Appendicitis Off The Grid
After a disaster or at a remote homestead, the medic may not have ready access to modern medical technology. As such, many conditions that are commonly identified with ultrasounds or CAT scans may be more challenging to diagnose. One of these challenges is abdominal pain. There are various medical issues that cause it, with the classic example of an abdominal emergency being appendicitis. Over 300,000 Americans have their appendix removed every year.
The “vermiform appendix”, as it is formally known, is a hollow tubular organ a few centimeters long and a centimeter wide. It looks like a worm (vermiform means worm-like). Attached at the entrance to the large intestine (the “cecum”), it resides in the lower right portion of the abdomen in almost all people. Inflammation of the appendix can become a medical emergency quickly; if ignored, it may represent a life-threatening situation.
ASIDE: When the appendix (or any other organ, for that matter) is inflamed, the suffix “-itis” is added; thus, inflammation of the appendix is called “appendicitis”.
What purpose does the appendix serve? Charles Darwin believed it was a left-over from an earlier time, as horses and some other animals have larger ones that help them digest vegetation. Today, it is thought by many that it serves an immune function for fetuses and children. It is also thought to be a reservoir for good gut bacteria. After a bout of, say, dysentery or cholera, it may help repopulate the gastro-intestinal tract with beneficial micro-organisms.
Having said that, there seems to be no major ill effects from having an appendix removed, although some studies suggest a small increase in diseases, such as Crohn’s Disease.
What Happens in Appendicitis
Appendicitis is related to an obstruction of the organ by, usually, calcified feces; it some cases, blockage can be caused by foreign objects, trauma, or even intestinal worms. How does this lead to a possibly life-threatening situation?
Once blocked, the mucus produced by the appendix is unable to drain into the cecum. The organ swells as a result. Once swollen enough, the ensuing pressure on the appendix walls prevents the circulation necessary to keep tissue alive. The dying tissue causes the appendix to fill with pus and, without treatment, will be either walled-off by the body’s defenses or will burst (a “ruptured appendix”).
Once ruptured, an inflammation of the lining of the entire abdomen called peritonitis occurs. From there, it can progress to an infection throughout the body (sepsis) if untreated.
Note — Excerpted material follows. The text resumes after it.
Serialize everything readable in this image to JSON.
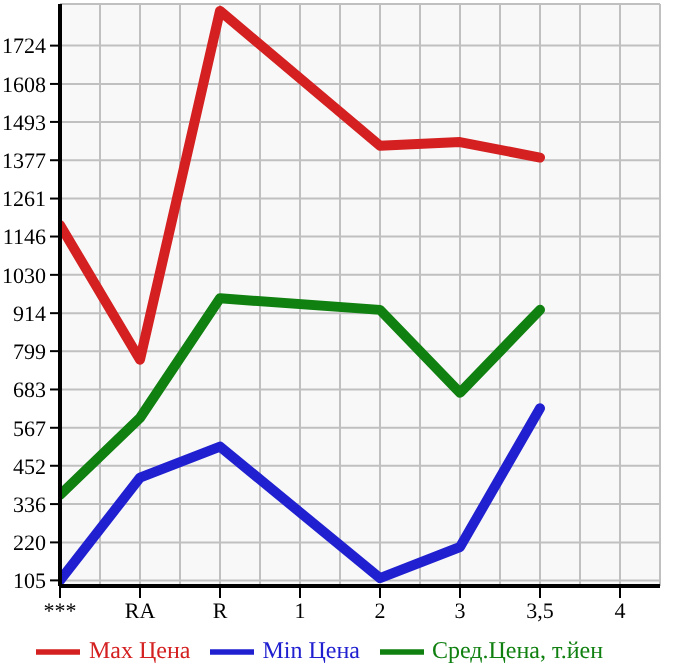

Death may be the final outcome.
How to Identify Appendicitis
Many illnesses will be difficult for the medic to diagnose in austere settings. Although ultrasounds and CAT scans help confirm suspicions, appendicitis can be identified with some reliability based on physical signs and medical history.
Classic signs and symptoms that suggest appendicitis as the cause of abdominal pain include:
- Pain starting at or around the belly button, usually dull and aching
- Loss of appetite, followed by nausea and vomiting
- Abdominal swelling
- Inability to pass gas
- Pain evolving to become sharper and migrates to the lower right abdomen
The pain tends to localize to a specific spot one-third of the way from the hip bone to the belly button, an area known as “McBurney’s Point”.
Once an appendix has ruptured, the pain becomes general throughout the abdomen in many cases. The belly may appear stiff and swollen, with tenderness on exam, both on pressing down (“guarding”) and when letting go (“rebound tenderness”, often worse).
It should be noted that other symptoms may present in a significant minority of patients. Cramping may occur, with some complaining of painful or otherwise difficult urination. As with any condition, signs and symptoms may vary from person to person.
Mimics of Appendicitis
Other conditions may lead you to erroneously suspect appendicitis when, in actuality, something entirely different is going on. Urinary infections, right-sided tubal pregnancies or ovarian cysts, diverticulitis, Crohn’s disease or ulcerative colitis, and pelvic inflammatory disease may mimic an inflamed appendix to one extent or another and must be ruled out. These topics will be discussed in future articles.
Treatment of Appendicitis
Appendicitis is the most common cause of abdominal pain treated by surgery today, and the procedure is usually curative. The earlier the surgery is performed, the faster the recovery and the less likely scarring will occur. Below is a video of a (bloodier than usual) open removal of a swollen appendix:
Appendectomy can be performed, using a very small incision, under sedation and local anesthesia off the grid. This procedure is not without difficulty for the inexperienced surgeon, as there is intervening small intestine and other structures that must be moved out of the way to visualize the inflamed area. Of course, patient discomfort is a major obstacle.
Recent studies have explored the possibility of using antibiotics to nip early appendicitis in the bud. The patient should be placed on bedrest and restricted to small amounts of clear liquids as soon as you make the diagnosis.
Intravenous treatment is the preferred way to deliver antibiotics to treat appendicitis, but may not be an option off the grid. In that case, a combination of Ampicillin and either Clindamycin or Metronidazole might be useful. In cases of Penicillin allergy, Ciprofloxacin may be a suitable alternative to Ampicillin. It should be noted that, although most of these antibiotics can still be found in veterinary equivalents, this may no longer be the case in the uncertain future.